Question: A ring of radius R carries a charge Q, uniformly distributed along its circumference. What is the ra...

Question

A ring of radius R carries a charge Q, uniformly distributed along its circumference. What is the ratio of the electric field strength at a distance $R$ to that at a distance $\dfrac{R}{{\sqrt 2 }}$ along the axis?
$\left( A \right)\dfrac{{\sqrt 3 }}{8}$
$\left( B \right)\dfrac{{3\sqrt 2 }}{8}$
$\left( C \right)\dfrac{{3\sqrt 3 }}{{4\sqrt 2 }}$
$\left( D \right)\dfrac{{2\sqrt 2 }}{{3\sqrt 3 }}$

Answer 1

Solution

Electric field strength is a quantitative expression of the intensity of an electric field at a particular location. We need to find Electric Field strength along the x-axis due to the charged ring. By applying this in two different radii we can find the ratio between two different distances.

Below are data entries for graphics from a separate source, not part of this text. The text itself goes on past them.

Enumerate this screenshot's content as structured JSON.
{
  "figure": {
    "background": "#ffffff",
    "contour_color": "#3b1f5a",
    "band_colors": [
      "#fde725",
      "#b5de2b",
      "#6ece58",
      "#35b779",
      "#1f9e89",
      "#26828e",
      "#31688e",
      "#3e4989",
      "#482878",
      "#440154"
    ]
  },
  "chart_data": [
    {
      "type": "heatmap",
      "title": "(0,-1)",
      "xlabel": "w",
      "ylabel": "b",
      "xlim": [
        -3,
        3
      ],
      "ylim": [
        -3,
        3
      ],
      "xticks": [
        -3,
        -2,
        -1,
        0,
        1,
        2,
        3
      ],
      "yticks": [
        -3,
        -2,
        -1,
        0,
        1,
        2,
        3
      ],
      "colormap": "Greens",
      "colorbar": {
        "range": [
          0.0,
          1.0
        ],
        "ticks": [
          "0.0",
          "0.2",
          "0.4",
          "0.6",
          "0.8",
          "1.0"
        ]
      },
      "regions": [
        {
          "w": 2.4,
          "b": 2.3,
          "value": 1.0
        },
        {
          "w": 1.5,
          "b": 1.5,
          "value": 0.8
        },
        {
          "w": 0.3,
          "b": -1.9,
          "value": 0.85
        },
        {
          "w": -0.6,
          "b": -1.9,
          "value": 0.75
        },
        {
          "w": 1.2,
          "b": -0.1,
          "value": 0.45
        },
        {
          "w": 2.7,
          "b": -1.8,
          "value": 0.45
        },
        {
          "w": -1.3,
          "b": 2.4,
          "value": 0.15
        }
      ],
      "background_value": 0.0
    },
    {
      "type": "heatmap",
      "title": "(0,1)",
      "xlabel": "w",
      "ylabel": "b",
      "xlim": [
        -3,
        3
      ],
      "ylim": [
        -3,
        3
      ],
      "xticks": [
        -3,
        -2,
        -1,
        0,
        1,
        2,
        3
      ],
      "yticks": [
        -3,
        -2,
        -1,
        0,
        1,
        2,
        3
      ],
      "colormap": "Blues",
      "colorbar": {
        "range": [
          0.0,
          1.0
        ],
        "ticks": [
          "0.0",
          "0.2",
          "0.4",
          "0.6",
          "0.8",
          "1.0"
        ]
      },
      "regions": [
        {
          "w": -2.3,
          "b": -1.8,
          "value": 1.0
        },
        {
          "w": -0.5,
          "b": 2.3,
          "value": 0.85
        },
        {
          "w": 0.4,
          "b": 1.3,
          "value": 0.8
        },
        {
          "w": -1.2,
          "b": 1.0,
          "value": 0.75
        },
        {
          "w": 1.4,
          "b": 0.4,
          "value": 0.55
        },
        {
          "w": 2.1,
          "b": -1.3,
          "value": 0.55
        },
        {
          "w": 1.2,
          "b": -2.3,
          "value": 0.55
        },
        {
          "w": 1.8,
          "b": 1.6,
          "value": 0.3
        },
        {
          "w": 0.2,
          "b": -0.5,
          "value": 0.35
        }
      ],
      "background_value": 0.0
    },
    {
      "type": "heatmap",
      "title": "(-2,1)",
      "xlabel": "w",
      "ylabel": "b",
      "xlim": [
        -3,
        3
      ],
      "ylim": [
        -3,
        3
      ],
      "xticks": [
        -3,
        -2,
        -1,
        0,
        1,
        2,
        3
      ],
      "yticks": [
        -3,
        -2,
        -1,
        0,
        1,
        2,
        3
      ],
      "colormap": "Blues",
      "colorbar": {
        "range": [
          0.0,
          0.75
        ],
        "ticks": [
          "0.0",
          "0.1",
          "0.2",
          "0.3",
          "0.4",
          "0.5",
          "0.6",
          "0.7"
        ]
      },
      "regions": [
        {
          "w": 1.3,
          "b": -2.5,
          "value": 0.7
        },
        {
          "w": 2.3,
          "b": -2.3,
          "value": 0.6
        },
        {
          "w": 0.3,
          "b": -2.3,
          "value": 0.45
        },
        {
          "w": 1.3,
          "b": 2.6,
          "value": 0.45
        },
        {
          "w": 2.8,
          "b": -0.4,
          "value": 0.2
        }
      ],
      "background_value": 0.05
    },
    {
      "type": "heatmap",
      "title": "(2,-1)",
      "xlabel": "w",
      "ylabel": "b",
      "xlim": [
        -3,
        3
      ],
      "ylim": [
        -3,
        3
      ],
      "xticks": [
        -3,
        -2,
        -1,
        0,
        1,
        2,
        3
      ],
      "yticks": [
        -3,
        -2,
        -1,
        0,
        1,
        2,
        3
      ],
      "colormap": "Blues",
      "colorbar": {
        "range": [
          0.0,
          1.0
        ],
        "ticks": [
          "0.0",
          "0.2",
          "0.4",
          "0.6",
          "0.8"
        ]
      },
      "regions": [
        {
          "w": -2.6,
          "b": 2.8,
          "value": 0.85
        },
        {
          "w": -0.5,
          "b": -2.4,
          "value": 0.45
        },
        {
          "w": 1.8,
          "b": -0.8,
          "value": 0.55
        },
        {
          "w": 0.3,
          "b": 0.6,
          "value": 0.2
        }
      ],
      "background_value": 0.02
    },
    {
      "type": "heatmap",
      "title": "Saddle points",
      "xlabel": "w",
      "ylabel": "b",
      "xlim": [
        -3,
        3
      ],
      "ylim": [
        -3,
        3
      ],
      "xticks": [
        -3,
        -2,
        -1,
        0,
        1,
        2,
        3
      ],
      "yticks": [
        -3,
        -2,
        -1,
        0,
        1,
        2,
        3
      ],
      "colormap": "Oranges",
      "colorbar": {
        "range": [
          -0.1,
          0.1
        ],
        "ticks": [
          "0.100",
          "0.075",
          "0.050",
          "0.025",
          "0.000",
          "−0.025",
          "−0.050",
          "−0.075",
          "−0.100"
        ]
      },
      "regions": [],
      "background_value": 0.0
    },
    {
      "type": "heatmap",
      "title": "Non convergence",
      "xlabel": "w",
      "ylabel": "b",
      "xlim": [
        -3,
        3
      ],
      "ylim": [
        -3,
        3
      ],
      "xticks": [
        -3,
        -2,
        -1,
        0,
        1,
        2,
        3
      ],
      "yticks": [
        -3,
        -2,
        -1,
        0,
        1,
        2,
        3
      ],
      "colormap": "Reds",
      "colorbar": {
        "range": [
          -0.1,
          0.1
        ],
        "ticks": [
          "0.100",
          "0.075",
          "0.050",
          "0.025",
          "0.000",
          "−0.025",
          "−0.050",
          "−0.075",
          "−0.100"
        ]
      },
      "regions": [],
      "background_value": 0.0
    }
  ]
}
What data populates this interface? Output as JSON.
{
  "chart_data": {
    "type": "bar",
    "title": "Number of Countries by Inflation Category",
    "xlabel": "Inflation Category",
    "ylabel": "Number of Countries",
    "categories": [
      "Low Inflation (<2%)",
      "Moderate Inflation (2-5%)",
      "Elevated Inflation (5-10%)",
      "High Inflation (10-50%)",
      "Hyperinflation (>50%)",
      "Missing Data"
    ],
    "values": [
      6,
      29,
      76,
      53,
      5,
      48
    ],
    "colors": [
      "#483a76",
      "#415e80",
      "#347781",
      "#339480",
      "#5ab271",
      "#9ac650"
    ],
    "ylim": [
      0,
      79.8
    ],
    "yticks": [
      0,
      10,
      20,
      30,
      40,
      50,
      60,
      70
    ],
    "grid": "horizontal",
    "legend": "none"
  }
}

Complete step by step solution:
As per the question ,
A ring of radius $R$ carries a charge $Q$ .
Where $Q$ is uniformly distributed along the circumference of the ring .
We need to find the Electric Field Strength at a distance $R$ in the axis and also at a distance $\dfrac{R}{{\sqrt 2 }}$ along the axis.
We know,
Electric Field Strength along the axis due to the charge ring is E.
Hence,
$E = kQ\dfrac{x}{{\sqrt {{{\left( {{x^2} + {R^2}} \right)}^3}} }}$
Let it be along the x-axis.
According to the question
Case I:
$x = R$
Now putting case I in electric field strength formula,we get
$E = kQ\dfrac{R}{{\sqrt {{{\left( {{R^2} + {R^2}} \right)}^3}} }}$
$\Rightarrow E = kQ\dfrac{R}{{\sqrt {{{\left( {2{R^2}} \right)}^3}} }}$
$\Rightarrow E = kQ\dfrac{R}{{2\sqrt 2 {R^3}}}$
$\Rightarrow E = kQ\dfrac{1}{{2\sqrt 2 {R^2}}}$
Case II:
$x = \dfrac{R}{{\sqrt 2 }}$
Now putting case II in electric strength formula, we get
$E = kQ\dfrac{{\dfrac{R}{{\sqrt 2 }}}}{{\sqrt {^{{{\left( {{{\left( {\dfrac{R}{{\sqrt 2 }}} \right)}^2} + {R^2}} \right)}^3}}} }}$
$\Rightarrow E = kQ\dfrac{{\dfrac{R}{{\sqrt 2 }}}}{{\sqrt {{{\left( {\dfrac{{{R^2}}}{2} + {R^2}} \right)}^3}} }}$
$\Rightarrow E = kQ\dfrac{{\dfrac{R}{{\sqrt 2 }}}}{{\sqrt {{{\left( {\dfrac{{3{R^2}}}{2}} \right)}^3}} }}$
$\Rightarrow E = kQ\dfrac{{\dfrac{R}{{\sqrt 2 }}}}{{\dfrac{{3\sqrt 3 {R^3}}}{{2\sqrt 2 }}}}$
$\Rightarrow E = kQ\dfrac{2}{{3\sqrt 3 {R^2}}}$
Now taking the ratio of both the cases ,we get
$Ratio = \dfrac{{{E_R}}}{{{E_{\dfrac{R}{{\sqrt 2 }}}}}}$
Putting the value in the above equation, we get
$Ratio = \dfrac{{kQ\dfrac{1}{{2\sqrt 2 {R^2}}}}}{{kQ\dfrac{2}{{3\sqrt 3 {R^2}}}}}$
$\Rightarrow Ratio = \dfrac{{3\sqrt 3 }}{{4\sqrt 2 }}$
Therefore, the correct option is $\left( C \right)$ .

Note:
Electric fields calculate the strength of a field at different positions. Different structures have different formulas of electric field strength, so it is very important to learn all the formulas .While solving the problem, go step by step because the solution is a bit complicated.